Onderdrukking die de Profeet salallahu aleyhie wa salaam onderging

Zij bleven bedroevend onwetend en bleven pijnlijk in de gebreke, want zij konden niet beseffen dat een onderwijzer van de mensheid iemand is die hun aard deelt, zich in hun levens mengt, bekend is met hun gedragingen en meevoelt in hun vreugde en verdriet. Na langdurige overleg, kwamen zij tot een besluit om maatregelen te nemen die bedoeld waren om het opdrukken van de islam op verschillende manieren te stoppen. Zij waren vastbesloten kosten nog moeite te besparen bij het bestrijden van het nieuwe geloof. Zij besloten de Profeet salallahu aleyhie wa salaam te belasteren en de nieuwe bekeerlingen aan verschillende soorten martelingen te onderwerpen, alle beschikbare bronnen gebruikend.

 

Abu Lahab wierp stenen naar de Profeet salallahu aleyhie wa salaam. Zijn vrouw, Umm Djamil bint Harb, had ook haar deel in de genadeloze veldtocht. Zij bond doornbundels samen met touwen van gedraaid palmbladvlas en strooide ze uit op de paden waarvan werd verwacht, dat de Profeet salallahu aleyhie wa salaam ze zou nemen, om hem lichamelijk letsel toe te brengen. Zij was ontzettend sluw, slechtgehumeurd en gebruikte beledigende taal, ze waar zeer bedreven in haar kunst van het aansteken van het vuur van onenigheid.
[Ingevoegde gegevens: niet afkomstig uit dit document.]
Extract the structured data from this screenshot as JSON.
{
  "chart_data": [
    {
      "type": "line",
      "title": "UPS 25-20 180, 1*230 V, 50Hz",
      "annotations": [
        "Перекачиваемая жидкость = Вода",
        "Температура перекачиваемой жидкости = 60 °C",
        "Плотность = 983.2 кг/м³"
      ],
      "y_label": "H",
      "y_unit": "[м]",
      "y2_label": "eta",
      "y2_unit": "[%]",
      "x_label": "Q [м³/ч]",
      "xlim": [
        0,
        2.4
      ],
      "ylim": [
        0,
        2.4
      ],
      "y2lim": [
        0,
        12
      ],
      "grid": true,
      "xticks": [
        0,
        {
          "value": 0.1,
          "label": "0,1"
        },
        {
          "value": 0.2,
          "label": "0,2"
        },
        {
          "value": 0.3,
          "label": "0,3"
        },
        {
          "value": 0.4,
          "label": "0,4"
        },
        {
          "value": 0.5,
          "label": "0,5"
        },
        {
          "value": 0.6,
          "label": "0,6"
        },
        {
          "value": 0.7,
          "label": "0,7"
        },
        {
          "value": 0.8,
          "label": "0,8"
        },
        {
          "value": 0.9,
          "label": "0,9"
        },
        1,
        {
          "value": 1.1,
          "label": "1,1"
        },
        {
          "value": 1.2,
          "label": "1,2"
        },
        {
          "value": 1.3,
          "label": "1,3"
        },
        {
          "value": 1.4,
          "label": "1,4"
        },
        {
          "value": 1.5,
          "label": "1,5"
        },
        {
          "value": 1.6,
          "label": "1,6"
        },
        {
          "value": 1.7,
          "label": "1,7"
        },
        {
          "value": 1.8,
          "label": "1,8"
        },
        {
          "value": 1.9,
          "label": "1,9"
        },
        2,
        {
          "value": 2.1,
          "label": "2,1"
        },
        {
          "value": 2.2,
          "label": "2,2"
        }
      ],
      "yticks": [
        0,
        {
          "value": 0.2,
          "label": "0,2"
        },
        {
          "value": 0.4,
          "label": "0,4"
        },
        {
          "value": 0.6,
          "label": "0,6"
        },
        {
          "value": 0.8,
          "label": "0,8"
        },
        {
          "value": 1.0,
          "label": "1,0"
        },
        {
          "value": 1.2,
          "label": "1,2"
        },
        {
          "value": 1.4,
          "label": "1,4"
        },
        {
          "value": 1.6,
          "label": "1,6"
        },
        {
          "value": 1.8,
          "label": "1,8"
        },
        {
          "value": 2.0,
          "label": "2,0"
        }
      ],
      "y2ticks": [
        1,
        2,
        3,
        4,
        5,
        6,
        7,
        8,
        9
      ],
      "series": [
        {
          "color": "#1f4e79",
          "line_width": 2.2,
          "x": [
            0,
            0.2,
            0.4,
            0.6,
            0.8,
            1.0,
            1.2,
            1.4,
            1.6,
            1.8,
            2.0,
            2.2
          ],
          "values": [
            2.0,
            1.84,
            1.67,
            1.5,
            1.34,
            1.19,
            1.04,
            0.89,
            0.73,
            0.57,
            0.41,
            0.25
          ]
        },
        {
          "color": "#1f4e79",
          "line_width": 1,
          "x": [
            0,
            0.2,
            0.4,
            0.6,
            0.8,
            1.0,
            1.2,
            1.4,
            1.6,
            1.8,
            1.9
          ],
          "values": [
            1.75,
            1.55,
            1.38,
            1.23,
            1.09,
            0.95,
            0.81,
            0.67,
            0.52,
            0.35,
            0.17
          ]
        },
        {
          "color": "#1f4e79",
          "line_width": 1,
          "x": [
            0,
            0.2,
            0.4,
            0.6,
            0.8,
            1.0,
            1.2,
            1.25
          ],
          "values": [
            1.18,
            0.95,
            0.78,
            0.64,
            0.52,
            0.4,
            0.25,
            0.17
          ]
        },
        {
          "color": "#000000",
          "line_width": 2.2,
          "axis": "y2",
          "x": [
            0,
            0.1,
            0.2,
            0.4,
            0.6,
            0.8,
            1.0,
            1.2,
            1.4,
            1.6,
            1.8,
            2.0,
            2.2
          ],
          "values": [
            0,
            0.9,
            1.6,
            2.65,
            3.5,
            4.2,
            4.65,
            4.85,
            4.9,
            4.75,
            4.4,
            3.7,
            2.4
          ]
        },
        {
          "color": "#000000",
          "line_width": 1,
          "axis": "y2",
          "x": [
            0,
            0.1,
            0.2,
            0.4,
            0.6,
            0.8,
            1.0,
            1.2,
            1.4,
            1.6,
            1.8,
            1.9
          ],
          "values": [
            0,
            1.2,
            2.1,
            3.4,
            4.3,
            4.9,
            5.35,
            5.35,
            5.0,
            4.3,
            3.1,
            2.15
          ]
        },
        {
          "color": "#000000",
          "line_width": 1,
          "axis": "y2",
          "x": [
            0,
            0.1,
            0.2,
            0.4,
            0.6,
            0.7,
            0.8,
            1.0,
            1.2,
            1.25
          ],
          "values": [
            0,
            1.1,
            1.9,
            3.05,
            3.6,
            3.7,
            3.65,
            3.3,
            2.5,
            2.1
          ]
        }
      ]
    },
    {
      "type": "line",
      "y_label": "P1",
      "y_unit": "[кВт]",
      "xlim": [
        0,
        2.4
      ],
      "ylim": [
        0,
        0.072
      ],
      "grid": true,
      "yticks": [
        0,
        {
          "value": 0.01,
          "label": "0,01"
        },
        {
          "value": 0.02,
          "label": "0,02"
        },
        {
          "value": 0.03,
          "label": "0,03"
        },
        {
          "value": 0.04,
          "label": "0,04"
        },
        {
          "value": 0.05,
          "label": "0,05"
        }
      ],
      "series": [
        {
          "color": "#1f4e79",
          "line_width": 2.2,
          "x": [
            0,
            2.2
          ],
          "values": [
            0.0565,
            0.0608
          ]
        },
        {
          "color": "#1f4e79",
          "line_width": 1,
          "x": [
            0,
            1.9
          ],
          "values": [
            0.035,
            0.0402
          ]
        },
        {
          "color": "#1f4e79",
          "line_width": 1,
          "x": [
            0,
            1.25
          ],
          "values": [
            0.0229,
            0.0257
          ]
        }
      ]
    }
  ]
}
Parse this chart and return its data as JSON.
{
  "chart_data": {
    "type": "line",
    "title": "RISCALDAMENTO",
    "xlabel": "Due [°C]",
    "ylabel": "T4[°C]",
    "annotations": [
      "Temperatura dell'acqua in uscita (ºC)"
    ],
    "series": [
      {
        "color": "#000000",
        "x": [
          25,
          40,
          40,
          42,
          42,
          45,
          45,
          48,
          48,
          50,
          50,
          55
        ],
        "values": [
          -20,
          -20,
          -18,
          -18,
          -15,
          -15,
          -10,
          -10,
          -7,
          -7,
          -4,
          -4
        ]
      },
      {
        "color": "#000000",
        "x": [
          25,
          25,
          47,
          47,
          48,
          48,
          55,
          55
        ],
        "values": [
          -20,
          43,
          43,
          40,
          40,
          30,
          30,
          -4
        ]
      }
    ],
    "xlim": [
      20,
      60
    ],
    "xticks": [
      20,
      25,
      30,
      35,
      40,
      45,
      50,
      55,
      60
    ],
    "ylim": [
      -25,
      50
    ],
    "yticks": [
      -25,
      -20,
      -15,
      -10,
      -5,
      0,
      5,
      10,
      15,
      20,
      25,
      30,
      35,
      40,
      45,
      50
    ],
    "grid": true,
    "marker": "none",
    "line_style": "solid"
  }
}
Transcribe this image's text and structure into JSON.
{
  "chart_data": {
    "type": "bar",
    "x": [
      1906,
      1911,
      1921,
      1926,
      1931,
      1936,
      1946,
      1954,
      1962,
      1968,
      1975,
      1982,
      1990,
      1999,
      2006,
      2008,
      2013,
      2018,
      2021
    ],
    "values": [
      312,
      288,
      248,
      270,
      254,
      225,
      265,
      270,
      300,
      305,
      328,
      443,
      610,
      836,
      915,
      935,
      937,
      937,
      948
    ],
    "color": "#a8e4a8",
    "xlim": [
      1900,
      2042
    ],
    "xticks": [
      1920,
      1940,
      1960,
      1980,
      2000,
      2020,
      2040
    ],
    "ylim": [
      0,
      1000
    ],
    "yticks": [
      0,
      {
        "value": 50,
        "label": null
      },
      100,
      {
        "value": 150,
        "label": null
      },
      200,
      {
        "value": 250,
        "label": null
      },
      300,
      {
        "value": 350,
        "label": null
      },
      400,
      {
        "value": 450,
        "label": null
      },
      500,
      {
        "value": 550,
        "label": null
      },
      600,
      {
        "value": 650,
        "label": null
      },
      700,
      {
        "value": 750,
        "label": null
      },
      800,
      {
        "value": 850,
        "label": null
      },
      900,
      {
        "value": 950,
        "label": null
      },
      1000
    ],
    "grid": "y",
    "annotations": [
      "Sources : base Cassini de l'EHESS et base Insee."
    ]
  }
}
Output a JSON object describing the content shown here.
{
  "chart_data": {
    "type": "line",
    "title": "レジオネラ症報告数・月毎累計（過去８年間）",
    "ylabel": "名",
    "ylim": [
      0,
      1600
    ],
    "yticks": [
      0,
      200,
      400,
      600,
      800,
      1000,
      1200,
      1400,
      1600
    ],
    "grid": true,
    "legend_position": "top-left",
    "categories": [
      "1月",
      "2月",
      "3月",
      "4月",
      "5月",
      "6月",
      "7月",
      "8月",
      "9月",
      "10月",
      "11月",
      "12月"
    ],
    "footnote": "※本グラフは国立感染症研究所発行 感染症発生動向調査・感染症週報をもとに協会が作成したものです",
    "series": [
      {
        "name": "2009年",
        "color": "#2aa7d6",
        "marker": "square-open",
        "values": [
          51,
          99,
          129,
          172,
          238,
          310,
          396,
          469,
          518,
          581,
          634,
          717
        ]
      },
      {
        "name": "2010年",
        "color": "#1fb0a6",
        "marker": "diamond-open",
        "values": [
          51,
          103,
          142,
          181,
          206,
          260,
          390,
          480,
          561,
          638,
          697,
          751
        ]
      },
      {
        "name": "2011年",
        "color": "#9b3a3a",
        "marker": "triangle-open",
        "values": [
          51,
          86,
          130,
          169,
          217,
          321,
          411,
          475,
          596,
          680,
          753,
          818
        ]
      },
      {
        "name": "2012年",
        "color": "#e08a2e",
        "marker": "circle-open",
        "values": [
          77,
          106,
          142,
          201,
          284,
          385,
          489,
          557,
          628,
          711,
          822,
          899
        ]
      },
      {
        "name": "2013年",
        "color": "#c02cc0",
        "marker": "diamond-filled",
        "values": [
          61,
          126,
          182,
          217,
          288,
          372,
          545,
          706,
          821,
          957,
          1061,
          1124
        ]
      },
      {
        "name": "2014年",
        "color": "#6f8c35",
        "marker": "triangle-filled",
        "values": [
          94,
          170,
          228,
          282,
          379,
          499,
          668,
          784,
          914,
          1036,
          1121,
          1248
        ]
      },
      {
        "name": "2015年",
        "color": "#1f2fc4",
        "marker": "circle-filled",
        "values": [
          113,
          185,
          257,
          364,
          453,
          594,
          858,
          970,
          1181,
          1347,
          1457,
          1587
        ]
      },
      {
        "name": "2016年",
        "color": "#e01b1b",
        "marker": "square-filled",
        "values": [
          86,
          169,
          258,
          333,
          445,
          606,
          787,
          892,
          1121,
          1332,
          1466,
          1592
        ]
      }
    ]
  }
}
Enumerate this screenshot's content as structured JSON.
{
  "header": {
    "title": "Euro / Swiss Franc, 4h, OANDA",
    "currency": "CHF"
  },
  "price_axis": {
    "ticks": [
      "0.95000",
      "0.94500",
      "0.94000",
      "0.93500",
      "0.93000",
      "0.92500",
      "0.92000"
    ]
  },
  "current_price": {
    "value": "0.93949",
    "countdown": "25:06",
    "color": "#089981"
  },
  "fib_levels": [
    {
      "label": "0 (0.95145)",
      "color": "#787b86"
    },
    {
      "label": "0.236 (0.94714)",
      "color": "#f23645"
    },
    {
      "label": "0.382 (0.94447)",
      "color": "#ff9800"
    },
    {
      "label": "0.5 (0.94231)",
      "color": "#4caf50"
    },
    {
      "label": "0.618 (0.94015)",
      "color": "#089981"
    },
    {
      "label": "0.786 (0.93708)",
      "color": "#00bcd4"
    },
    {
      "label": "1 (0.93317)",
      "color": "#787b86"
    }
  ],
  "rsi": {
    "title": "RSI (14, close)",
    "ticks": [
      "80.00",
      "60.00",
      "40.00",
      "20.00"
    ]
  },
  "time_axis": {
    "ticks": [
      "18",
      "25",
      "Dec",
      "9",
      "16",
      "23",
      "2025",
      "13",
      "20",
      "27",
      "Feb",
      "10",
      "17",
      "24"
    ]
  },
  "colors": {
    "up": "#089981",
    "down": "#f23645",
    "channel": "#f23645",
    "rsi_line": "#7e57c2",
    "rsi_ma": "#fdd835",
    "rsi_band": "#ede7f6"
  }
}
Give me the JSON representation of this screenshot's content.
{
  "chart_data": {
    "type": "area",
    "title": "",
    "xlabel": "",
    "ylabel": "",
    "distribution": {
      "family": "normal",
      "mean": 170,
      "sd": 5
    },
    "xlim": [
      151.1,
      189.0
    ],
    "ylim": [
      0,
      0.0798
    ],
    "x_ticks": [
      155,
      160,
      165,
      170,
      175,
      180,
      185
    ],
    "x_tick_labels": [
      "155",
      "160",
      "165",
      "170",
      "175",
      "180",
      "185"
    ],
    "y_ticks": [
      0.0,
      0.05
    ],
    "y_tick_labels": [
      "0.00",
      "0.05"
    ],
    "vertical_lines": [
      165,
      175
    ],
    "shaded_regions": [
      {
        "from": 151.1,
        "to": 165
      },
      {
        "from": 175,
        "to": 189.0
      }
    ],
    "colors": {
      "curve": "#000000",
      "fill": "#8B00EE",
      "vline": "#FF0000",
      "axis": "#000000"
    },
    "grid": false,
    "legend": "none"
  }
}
Ze werd terecht genoemd als de ‘’drager van het brandhout’’ in de Edele Koran.

 

‘’Vernietigd zijn de beide handen van Abu Lahab en vernietigd is hij. Hij zal geen profijt hebben van zijn bezit en wat hij pleegde te verdienen. Hij zal een vlammend Vuur binnentreden. En (ook) zijn vrouw: de draagster van brandhout. Om haar nek een touw van vezels.’’

{Al Masad 111}

 

Abu Lahab en zijn gezin bleven dat soort schaamteloze voorbeelden van martelingen toebrengen, ondanks de bloedbanden die hen met elkaar verboden, want hij was de oom van de Profeet salallahu aleyhie wa salaam, en zij leefden in aangrenzende huizen. Eigenlijk onthielden slechts weinigen van de buren van de Profeet salallahu aleyhie wa salaam zich ervan hem te belasteren. Zij gooiden zelfs de ingewanden van een geit op zijn rug, terwijl hij zijn gebeden uitvoerde.

 

Op gezag van Ibn Mas’ud heeft Al-Bukhari overgeleverd, dat eens, toen de Profeet salallahu aleyhie wa salaam zich ter aarde wierp, terwijl hij in Al-Ka’ba bad, Abu Djahl zijn metgezellen vroeg, hem de vuile foetus van een vrouwtjeskameel te brengen en hij legde die op de rug van de Profeet salallahu aleyhie wa salaam.

{Sahih Al-Bukhari, 1/37}

 

 

 

Hun algehele proces van verrichten van kwaadaardige handelingen omvatte ook lasterpraat en roddel als middel tot onderdrukking. De leiders van Mekka in het algemeen, namen hier hun toevlucht toe.

 

‘’Wee voor de lasteraar en degenen die kwaadspreken.’’

{104-1}

 

Eens zwoer Abu Djahl dat hij het gezicht van de Boodschapper van Allah salallahu aleyhie wa salaam door het stof zou halen en over zijn nek zou lopen. Hij was nog niet op weg gegaan om zijn slechte bedoeling ten uitvoer te brengen, of men zag hem al terugkeren, zichzelf met zijn handen afschermend (alsof iets verschrikkelijks achter hem aanzat). Zijn metgezellen vroegen hem wat er aan de hand was. Hij zei: ‘’Ik zag een greppel van brandend vuur en vleugels die vlogen.’’ Later gaf de Profeet salallahu aleyhie wa salaam het volgende commentaar: ‘’Als hij verder door was gegaan, zouden de engelen, één voor één, zijn ledematen eraf hebben geplukt.’’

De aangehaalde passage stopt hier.